Monday, June 27, 2005

Train Troubles in Italy


June 10, 2005 7:00 AM, Udine, Italy

Okay, so we’re not in Venice yet. Not that we’re supposed to be, but we won’t be getting there at the originally planned time. It all started at about five-forty-five this morning when Kathy got up to go to the bathroom. Let me just say that prior to this momentous event, the night was pretty good. It finally got quiet out in the hallway, and I slept well. So…Kathy gets up to go to the bathroom, and I’m still half-asleep. Twenty minutes goes by, and still no Kathy. Blessed with the wild imagination of a fiction writer, all kinds of things are running through my head. She’s been kidnapped. She was sleep-walking, and walked right off the train> She met Antonio Banderas while waiting in line at the WC and he offered to take her on a personal tour of Venice. (No, Antonio isn’t even Italian.) Finally, I’m wide awake—besides, I’d sneaked a peak through the curtain to see what the day looked like, and it was bright and sunny, so I’m really wide awake now. I get up and go out into the corridor to find Kathy. She’s standing right outside the WC, and there is no Antonio in sight. As soon as she sees me, she gives me this pitiful look and says, “I’ve been waiting here for twenty minutes, and I’m feeling sick, and my bladder is about to explode.” This, by the way, was the same WC I’d waited at last night for a long time before giving up to go find another one. I was astonished that Kathy hadn’t done the same thing, but when I asked her why she hadn’t, she said she was feeling sick and couldn’t move. Pointing out that it was obviously “out of order”—God knows why the train personnel couldn’t have been bothered to put a sign on it—she finally headed through the next car to find an unoccupied WC. (Ironically, a moment later, I followed her, and found one just inside the next car; she’d walked all the way down to the end.) Okay, so while I was in the the WC, I heard all this activity going on outside—Italian voices yelling, and all this clinking and clanging. When I came out, there were four men working on the platform between where I was and the car where my berth was. After a couple of minutes, I was able to pass through, and thank God, when I got to my berth, Kathy was in there. I knew there was no way I could go back to sleep, and it was a good thing because about ten minutes later, a knock came at the door. Thank God the Austrian guy was there so he could explain what was going on. He kind of laughed as he told us, "We're in Italy. The train is broken."

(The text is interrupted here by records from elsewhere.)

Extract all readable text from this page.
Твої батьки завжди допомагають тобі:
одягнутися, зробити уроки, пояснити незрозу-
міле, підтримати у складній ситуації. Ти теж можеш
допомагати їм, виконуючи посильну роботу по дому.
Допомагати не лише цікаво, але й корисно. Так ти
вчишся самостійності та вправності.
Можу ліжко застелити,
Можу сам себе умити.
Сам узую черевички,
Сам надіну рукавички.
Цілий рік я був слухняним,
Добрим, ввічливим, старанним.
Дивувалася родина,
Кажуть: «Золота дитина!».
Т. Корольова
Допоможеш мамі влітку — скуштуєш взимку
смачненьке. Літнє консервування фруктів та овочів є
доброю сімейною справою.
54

We had to vacate the car and move forward to another one, and that wouldn’t have been so bad except once they moved us, they didn’t tell us where to go or what to do, so we were standing out in this narrow corridor, waiting for instructions, which, apparently, were never to come. (And it wasn't just us; there was a whole row of car refugees waiting uncertainly with their belongings.) Finally, we saw this official-looking person, and Kathy left her luggage with me and went down to try to find out where we were supposed to go. Well, thank God, he found us a sitting compartment with these three other people, and right now, I’m sitting here typing this and waiting for Kathy to return, hopefully, with two cups of badly-needed coffee (bad as it's rumored to be.) Our luggage, by the way, is out in the corridor because there’s no place to put it in this berth.

Thus, begins our first day in Italy.